The XX Factor

The Reason We All Still Love Mean Girls, 10 Years Later: It’s So Mean

Lacey Chabert, Rachel McAdams, and Amanda Seyfried in Mean Girls.

Courtesy of Paramount Pictures

It’s the 10th anniversary of Tina Fey’s classic comedy, Mean Girls, and the Internet has exploded with appreciation for the teen genre gem. The New Yorker’s Richard Brody explains that the movie is a classic because of the “superb actors” who deliver their lines with “three-dimensional authority, like mobile language-sculptures.” Indeed, the performances are fantastic, and the script is superb. But equal credit must be given to another reason why Mean Girls endures: As its title promises, it is deeply, sometimes breathtakingly, always hilariously, mean.

In an interview with the New York Times’ Megan Angelo, Tina Fey says that she promised Rosalind Wiseman, the author and educator who wrote the book on which Mean Girls is based, that the movie would have a positive core. And yes, Fey’s character, a math teacher, does give a nice speech toward the end of the movie about why girls shouldn’t call one another sluts. But that’s not what most people take away from it. The lines we all remember are the clever verbal daggers thrown by the various high-schoolers at others and themselves, which include, but are not limited to, “Boo, you whore”; “Stop trying to make fetch happen!”; and “I can’t help it if I’ve got a heavy flow and a wide-set vagina.”
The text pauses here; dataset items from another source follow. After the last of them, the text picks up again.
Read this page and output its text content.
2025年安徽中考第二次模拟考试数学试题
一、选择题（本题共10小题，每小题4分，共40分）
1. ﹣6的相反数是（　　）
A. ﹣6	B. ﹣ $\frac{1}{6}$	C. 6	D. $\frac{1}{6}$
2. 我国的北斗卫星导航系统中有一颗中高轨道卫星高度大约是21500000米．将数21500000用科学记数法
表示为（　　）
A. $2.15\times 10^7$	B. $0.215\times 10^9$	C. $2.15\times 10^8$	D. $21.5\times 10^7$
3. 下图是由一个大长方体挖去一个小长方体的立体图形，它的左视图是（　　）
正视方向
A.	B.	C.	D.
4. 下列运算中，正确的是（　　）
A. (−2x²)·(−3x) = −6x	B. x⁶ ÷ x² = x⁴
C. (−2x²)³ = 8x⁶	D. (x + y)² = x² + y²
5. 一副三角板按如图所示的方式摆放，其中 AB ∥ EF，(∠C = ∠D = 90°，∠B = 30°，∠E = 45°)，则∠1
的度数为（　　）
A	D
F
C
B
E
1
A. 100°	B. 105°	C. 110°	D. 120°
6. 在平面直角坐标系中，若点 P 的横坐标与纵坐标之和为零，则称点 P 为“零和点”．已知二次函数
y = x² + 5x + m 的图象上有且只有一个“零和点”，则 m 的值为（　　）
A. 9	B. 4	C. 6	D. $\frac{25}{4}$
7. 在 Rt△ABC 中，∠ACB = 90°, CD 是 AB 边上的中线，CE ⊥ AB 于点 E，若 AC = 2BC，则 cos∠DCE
Unlike, say, John Hughes, whose ’80s teen characters were much less cutting and much more vulnerable, Tina Fey has always had a darker view of adolescence. Take one of my favorite episodes of 30 Rock, “Reunion,” from season 3. At the beginning, Fey’s character, Liz Lemon, says she hated high school because she was a loser and the popular girls were horrible to her. Later, we find out that Liz was actually awful to the popular girls, mumbling things like, “I don’t know, Kelsey, how’s your mom’s pill addiction?” in response to an innocuous question, and telling the homecoming queen that her mole made it look like God pooped on her face.

Mean Girls endures for a new generation of teenagers and young adults because it has that same dark, realistic beating heart. Kids are cruel. Most unknown sophomore girls don’t get asked out by supreme senior hotties, like Molly Ringwald’s character does in Pretty in Pink. Most unknown sophomore girls do say mean but privately hilarious things from time to time, because they’re just trying to survive the high school jungle, and they’re only human. As Priya Elan put it in the Guardian, “This battle for ‘social acceptance by any means necessary’ is something that continues to be played out in real life.”

Though the ending of Mean Girls is a happy one—the girls stop calling one another names and end up channeling their negative energies into more productive callings—it always rang a little false to me. Maybe Fey was hamstrung by her promise to Wiseman to give the movie a positive bent. Maybe film executives thought the movie wouldn’t be popular if it didn’t end on a high note.

Fey’s real worldview is more apparent in the ending of 30 Rock’s “Reunion” episode. Liz Lemon’s classmates conspire to dump a bucket of animal blood on her head, Carrie-style. Lemon narrowly avoids this fate, and on her way out tells all her former classmates to, “Suck it you whittling IHOP monkeys!” before throwing down the microphone and running back to New York. It isn’t nice at all, but it sure is funny.